Investimentos em políticas públicas
Segundo o pesquisador, os investimentos feitos em tecnologia de reconhecimento são suficientes para suprir outros setores que falham estruturalmente – saneamento básico, saúde, controle de crises climáticas, e outros – nos estados estudados.
“Na Bahia, analisamos pesquisas de opinião que mensuram quais são as principais preocupações da população. Naquela época a maior preocupação era a saúde. Entre as cidades que iam receber as câmeras de reconhecimento facial no interior, algumas nem sequer tinham um hospital de referência instalado”, revelou.
“Fizemos os cálculos e o valor investido em câmeras poderiam sustentar um hospital de referência por cerca de três décadas”, continua Nunes.
Eficiência do reconhecimento facial
O coordenador da CeSEc ainda ressalta que não há provas cabais que os sistemas sejam eficientes para o combate ao crime e falham de forma recorrente.

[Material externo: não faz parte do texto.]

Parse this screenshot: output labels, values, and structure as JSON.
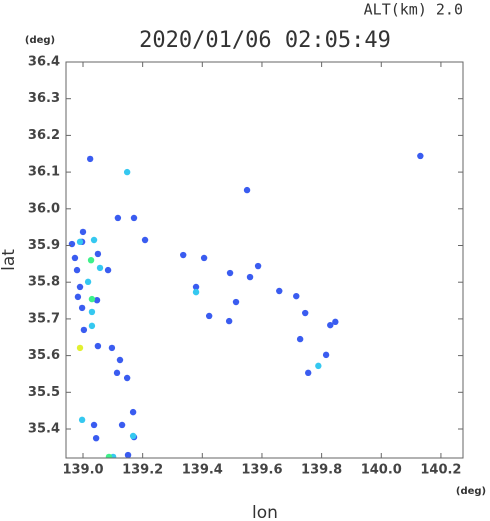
{
  "chart_data": {
    "type": "scatter",
    "title": "2020/01/06 02:05:49",
    "subtitle": "ALT(km)  2.0",
    "x_label": "lon",
    "y_label": "lat",
    "x_unit": "(deg)",
    "y_unit": "(deg)",
    "xlim": [
      138.943,
      140.274
    ],
    "ylim": [
      35.321,
      36.4
    ],
    "xticks": [
      {
        "value": 139,
        "label": "139.0"
      },
      139.2,
      139.4,
      139.6,
      139.8,
      {
        "value": 140,
        "label": "140.0"
      },
      140.2
    ],
    "yticks": [
      36.4,
      36.3,
      36.2,
      36.1,
      {
        "value": 36,
        "label": "36.0"
      },
      35.9,
      35.8,
      35.7,
      35.6,
      35.5,
      35.4
    ],
    "series": [
      {
        "color": "#3a5cf0",
        "x": [
          139.024,
          140.131,
          139.55,
          139.117,
          139.171,
          139.208,
          139.406,
          139.493,
          138.997,
          138.963,
          138.973,
          138.98,
          139.05,
          138.99,
          139.047,
          138.983,
          138.997,
          139.003,
          139.05,
          139.097,
          139.124,
          139.114,
          139.148,
          139.168,
          139.037,
          139.044,
          139.131,
          139.171,
          139.379,
          139.423,
          139.49,
          139.745,
          139.728,
          139.829,
          139.755,
          139.815,
          139.846,
          139.513,
          139.56,
          139.658,
          139.587,
          139.715,
          139.084,
          139.0,
          139.151,
          139.336
        ],
        "values": [
          36.136,
          36.144,
          36.051,
          35.975,
          35.975,
          35.915,
          35.866,
          35.825,
          35.91,
          35.904,
          35.866,
          35.833,
          35.877,
          35.787,
          35.751,
          35.76,
          35.73,
          35.67,
          35.626,
          35.621,
          35.588,
          35.553,
          35.539,
          35.446,
          35.411,
          35.375,
          35.411,
          35.378,
          35.787,
          35.708,
          35.694,
          35.716,
          35.645,
          35.683,
          35.553,
          35.602,
          35.692,
          35.746,
          35.814,
          35.776,
          35.844,
          35.762,
          35.833,
          35.937,
          35.329,
          35.874
        ]
      },
      {
        "color": "#35c8f0",
        "x": [
          139.148,
          139.037,
          139.057,
          139.03,
          139.03,
          139.017,
          138.997,
          139.168,
          139.789,
          139.379,
          139.101,
          138.99
        ],
        "values": [
          36.1,
          35.915,
          35.839,
          35.719,
          35.681,
          35.801,
          35.425,
          35.381,
          35.572,
          35.773,
          35.324,
          35.91
        ]
      },
      {
        "color": "#3ef08a",
        "x": [
          139.03,
          139.027,
          139.087
        ],
        "values": [
          35.754,
          35.86,
          35.324
        ]
      },
      {
        "color": "#e2f030",
        "x": [
          138.99
        ],
        "values": [
          35.621
        ]
      }
    ]
  }
}
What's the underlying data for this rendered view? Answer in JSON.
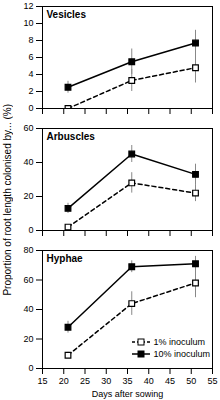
{
  "chart_data": [
    {
      "type": "line",
      "title": "Vesicles",
      "x": [
        21,
        36,
        51
      ],
      "series": [
        {
          "name": "1% inoculum",
          "color": "#000000",
          "marker": "square-open",
          "line_style": "dashed",
          "values": [
            0,
            3.3,
            4.8
          ],
          "errors": [
            0,
            1.3,
            1.8
          ]
        },
        {
          "name": "10% inoculum",
          "color": "#000000",
          "marker": "square",
          "line_style": "solid",
          "values": [
            2.5,
            5.5,
            7.7
          ],
          "errors": [
            0.7,
            1.5,
            1.5
          ]
        }
      ],
      "xlim": [
        15,
        55
      ],
      "xticks": [
        15,
        20,
        25,
        30,
        35,
        40,
        45,
        50,
        55
      ],
      "ylim": [
        0,
        12
      ],
      "yticks": [
        0,
        2,
        4,
        6,
        8,
        10,
        12
      ],
      "tick_labels": "y"
    },
    {
      "type": "line",
      "title": "Arbuscles",
      "y_label": "Proportion of root length colonised by... (%)",
      "x": [
        21,
        36,
        51
      ],
      "series": [
        {
          "name": "1% inoculum",
          "color": "#000000",
          "marker": "square-open",
          "line_style": "dashed",
          "values": [
            2,
            28,
            22
          ],
          "errors": [
            1,
            6,
            5
          ]
        },
        {
          "name": "10% inoculum",
          "color": "#000000",
          "marker": "square",
          "line_style": "solid",
          "values": [
            13,
            45,
            33
          ],
          "errors": [
            3,
            5,
            6
          ]
        }
      ],
      "xlim": [
        15,
        55
      ],
      "xticks": [
        15,
        20,
        25,
        30,
        35,
        40,
        45,
        50,
        55
      ],
      "ylim": [
        0,
        60
      ],
      "yticks": [
        0,
        20,
        40,
        60
      ],
      "tick_labels": "y"
    },
    {
      "type": "line",
      "title": "Hyphae",
      "x_label": "Days after sowing",
      "x": [
        21,
        36,
        51
      ],
      "series": [
        {
          "name": "1% inoculum",
          "color": "#000000",
          "marker": "square-open",
          "line_style": "dashed",
          "values": [
            9,
            44,
            58
          ],
          "errors": [
            2,
            8,
            10
          ]
        },
        {
          "name": "10% inoculum",
          "color": "#000000",
          "marker": "square",
          "line_style": "solid",
          "values": [
            28,
            69,
            71
          ],
          "errors": [
            4,
            4,
            5
          ]
        }
      ],
      "xlim": [
        15,
        55
      ],
      "xticks": [
        15,
        20,
        25,
        30,
        35,
        40,
        45,
        50,
        55
      ],
      "ylim": [
        0,
        80
      ],
      "yticks": [
        0,
        20,
        40,
        60,
        80
      ],
      "legend": "bottom-right"
    }
  ]
}
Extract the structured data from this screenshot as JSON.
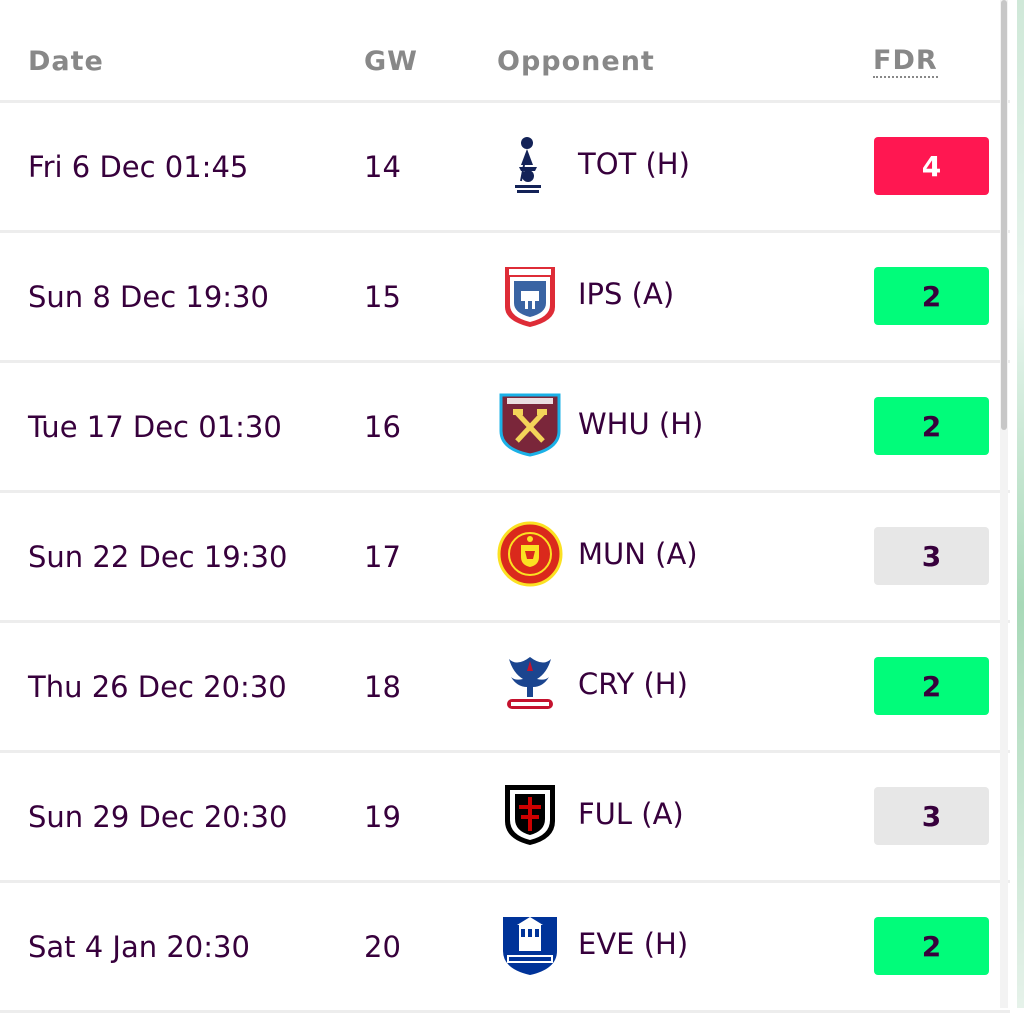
{
  "header": {
    "date": "Date",
    "gw": "GW",
    "opponent": "Opponent",
    "fdr": "FDR"
  },
  "fixtures": [
    {
      "date": "Fri 6 Dec 01:45",
      "gw": "14",
      "opponent": "TOT (H)",
      "crest": "tottenham-crest-icon",
      "fdr": "4",
      "fdr_color": "#ff1751",
      "fdr_text": "#ffffff"
    },
    {
      "date": "Sun 8 Dec 19:30",
      "gw": "15",
      "opponent": "IPS (A)",
      "crest": "ipswich-crest-icon",
      "fdr": "2",
      "fdr_color": "#01fc7a",
      "fdr_text": "#37003c"
    },
    {
      "date": "Tue 17 Dec 01:30",
      "gw": "16",
      "opponent": "WHU (H)",
      "crest": "west-ham-crest-icon",
      "fdr": "2",
      "fdr_color": "#01fc7a",
      "fdr_text": "#37003c"
    },
    {
      "date": "Sun 22 Dec 19:30",
      "gw": "17",
      "opponent": "MUN (A)",
      "crest": "man-utd-crest-icon",
      "fdr": "3",
      "fdr_color": "#e7e7e7",
      "fdr_text": "#37003c"
    },
    {
      "date": "Thu 26 Dec 20:30",
      "gw": "18",
      "opponent": "CRY (H)",
      "crest": "crystal-palace-crest-icon",
      "fdr": "2",
      "fdr_color": "#01fc7a",
      "fdr_text": "#37003c"
    },
    {
      "date": "Sun 29 Dec 20:30",
      "gw": "19",
      "opponent": "FUL (A)",
      "crest": "fulham-crest-icon",
      "fdr": "3",
      "fdr_color": "#e7e7e7",
      "fdr_text": "#37003c"
    },
    {
      "date": "Sat 4 Jan 20:30",
      "gw": "20",
      "opponent": "EVE (H)",
      "crest": "everton-crest-icon",
      "fdr": "2",
      "fdr_color": "#01fc7a",
      "fdr_text": "#37003c"
    }
  ]
}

“Em outros países que já utilizam o reconhecimento facial há décadas, não há nenhum estudo que comprove cabalmente o impacto dessas câmeras no combate ao crime. Apenas pouquíssimos efeitos em alguns lugares em questões relacionadas ao uso de veículos, mas nada no Brasil”, afirmou.

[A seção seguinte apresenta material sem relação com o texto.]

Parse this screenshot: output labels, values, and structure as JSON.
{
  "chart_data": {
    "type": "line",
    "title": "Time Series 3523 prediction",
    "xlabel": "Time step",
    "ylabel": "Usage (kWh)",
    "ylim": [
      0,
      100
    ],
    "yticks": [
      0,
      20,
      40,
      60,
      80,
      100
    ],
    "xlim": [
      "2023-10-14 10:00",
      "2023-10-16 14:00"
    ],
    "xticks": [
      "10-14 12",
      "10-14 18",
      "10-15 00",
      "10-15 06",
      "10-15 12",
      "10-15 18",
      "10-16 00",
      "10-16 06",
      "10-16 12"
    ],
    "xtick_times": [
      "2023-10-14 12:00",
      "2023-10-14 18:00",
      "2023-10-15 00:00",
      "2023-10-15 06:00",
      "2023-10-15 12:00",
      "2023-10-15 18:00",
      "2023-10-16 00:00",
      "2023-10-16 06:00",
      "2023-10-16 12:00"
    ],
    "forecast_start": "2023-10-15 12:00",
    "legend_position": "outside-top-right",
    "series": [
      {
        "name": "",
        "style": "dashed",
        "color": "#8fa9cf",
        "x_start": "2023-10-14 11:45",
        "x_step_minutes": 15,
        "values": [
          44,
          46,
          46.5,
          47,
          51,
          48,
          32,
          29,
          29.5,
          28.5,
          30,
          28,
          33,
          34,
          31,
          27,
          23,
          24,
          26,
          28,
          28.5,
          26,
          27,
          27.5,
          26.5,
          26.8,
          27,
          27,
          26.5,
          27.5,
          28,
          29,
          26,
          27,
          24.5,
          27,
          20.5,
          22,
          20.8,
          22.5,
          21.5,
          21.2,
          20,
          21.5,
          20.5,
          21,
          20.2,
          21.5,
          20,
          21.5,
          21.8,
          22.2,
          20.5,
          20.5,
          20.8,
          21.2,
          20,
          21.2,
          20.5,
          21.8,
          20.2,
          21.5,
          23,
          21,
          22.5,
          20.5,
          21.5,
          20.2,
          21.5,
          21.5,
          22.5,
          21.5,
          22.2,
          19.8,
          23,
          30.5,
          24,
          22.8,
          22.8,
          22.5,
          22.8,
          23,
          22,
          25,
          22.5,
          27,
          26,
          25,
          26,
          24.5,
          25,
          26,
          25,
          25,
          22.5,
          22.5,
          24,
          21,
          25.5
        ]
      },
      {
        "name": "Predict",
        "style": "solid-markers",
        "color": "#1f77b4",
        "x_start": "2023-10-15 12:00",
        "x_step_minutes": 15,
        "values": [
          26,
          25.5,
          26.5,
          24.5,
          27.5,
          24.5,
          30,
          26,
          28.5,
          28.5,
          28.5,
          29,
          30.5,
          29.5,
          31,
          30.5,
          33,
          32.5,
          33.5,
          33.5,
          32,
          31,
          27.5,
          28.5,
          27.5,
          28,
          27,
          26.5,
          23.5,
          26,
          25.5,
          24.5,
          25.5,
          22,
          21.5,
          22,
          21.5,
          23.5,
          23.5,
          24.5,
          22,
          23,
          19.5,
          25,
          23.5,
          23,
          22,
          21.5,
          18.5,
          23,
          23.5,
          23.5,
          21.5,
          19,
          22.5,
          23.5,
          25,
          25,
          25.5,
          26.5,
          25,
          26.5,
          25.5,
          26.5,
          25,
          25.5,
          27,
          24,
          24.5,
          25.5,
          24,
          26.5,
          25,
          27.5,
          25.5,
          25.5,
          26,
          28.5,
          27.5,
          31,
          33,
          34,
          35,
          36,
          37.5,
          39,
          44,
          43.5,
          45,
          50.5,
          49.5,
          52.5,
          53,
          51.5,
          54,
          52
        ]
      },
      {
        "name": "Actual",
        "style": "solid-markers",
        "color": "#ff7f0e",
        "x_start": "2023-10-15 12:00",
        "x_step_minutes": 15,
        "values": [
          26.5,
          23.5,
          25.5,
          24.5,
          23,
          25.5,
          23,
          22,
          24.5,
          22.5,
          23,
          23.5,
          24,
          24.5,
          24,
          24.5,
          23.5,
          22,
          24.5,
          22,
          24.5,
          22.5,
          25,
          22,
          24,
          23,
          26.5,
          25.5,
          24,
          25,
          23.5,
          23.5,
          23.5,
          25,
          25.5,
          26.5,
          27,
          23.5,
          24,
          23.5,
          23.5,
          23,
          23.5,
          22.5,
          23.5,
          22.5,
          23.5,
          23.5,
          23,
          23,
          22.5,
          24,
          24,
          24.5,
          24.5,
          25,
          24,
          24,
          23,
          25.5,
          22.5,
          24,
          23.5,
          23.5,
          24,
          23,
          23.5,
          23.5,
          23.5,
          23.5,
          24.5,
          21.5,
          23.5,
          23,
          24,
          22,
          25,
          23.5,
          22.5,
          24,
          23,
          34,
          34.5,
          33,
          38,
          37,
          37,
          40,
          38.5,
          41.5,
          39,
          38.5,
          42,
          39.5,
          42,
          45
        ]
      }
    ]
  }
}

Segundo o estudo, as câmeras não apenas têm preços elevados, como também possuem problemas de privacidade e de vigilância da população.
Pablo ainda explica que o reconhecimento facial é vendido como solução rápida para um problema complexo, criando apenas a percepção de ação governamental, sem impacto real na redução da criminalidade.
O caso da Bahia é um exemplo. Apesar da ampliação do sistema de câmeras em Salvador e no interior do estado, a capital permanece entre as mais violentas do país.
Para o coordenador, a política de investir em vigilância tecnológica substitui estratégias mais eficazes e já conhecidas, como o policiamento orientado por dados, com presença contínua e estratégica de agentes em áreas sensíveis.
Discriminação racial
Outro ponto importante a se discutir é o impacto da tecnologia na população negra. O relatório apresentou casos concretos de abordagens equivocadas, nas quais as vítimas eram negras. Casos assim foram relatados em quase todos os estados do país, segundo o pesquisador.
Pablo Nunes explicita que as abordagens podem se tornar violentas e resultar em detenções injustificadas. Além disso, a falta de transparência também dificulta questionamentos legais e pedidos de reparação.
Ele ainda pontua que os estados não estão preparados para lidar com as ações judiciais e que não existe uma clareza jurídica sobre quem responde quando o algoritmo comete um erro.
Lei Geral de Proteção de Dados
Para o especialista, não há como conciliar proteção de dados com segurança pública no cenário brasileiro atual. Essas tecnologias afetam diretamente o direito à privacidade, à liberdade de circulação, à livre associação e à não discriminação.
“A lei geral de proteção de dados, no artigo 4, faz uma exceção à segurança pública. A atual versão do marco civil de inteligência artificial faz um monte de exceções à luz de reconhecimento facial na segurança pública”, pontuou.
Base de dados privadas
A maioria das empresas contratadas utilizam nuvens de grandes empresas privadas para armazenar dados sensíveis de segurança biométrica.
Pablo alerta para o uso desses dados como “infraestrutura crítica” de segurança pública, muitas vezes armazenados em nuvens controladas por empresas estrangeiras, o que levanta preocupações sobre soberania nacional e uso secundário das informações, como o treinamento de algoritmos.
Ele defende que soberania digital exige investimentos de longo prazo em educação, ciência e tecnologia, além de soluções genuinamente brasileiras.
“Tem um campo vasto de tarefas para serem cumpridas, antes de começar a pensar em como aumentar e a garantir a soberania digital do Brasil. A área digital é um tema que será cada vez mais importante no contexto brasileiro. A gente não vai garantir soberania digital, se o serviço de gestão dessa nuvem continuar sendo de empresas privadas”, finalizou.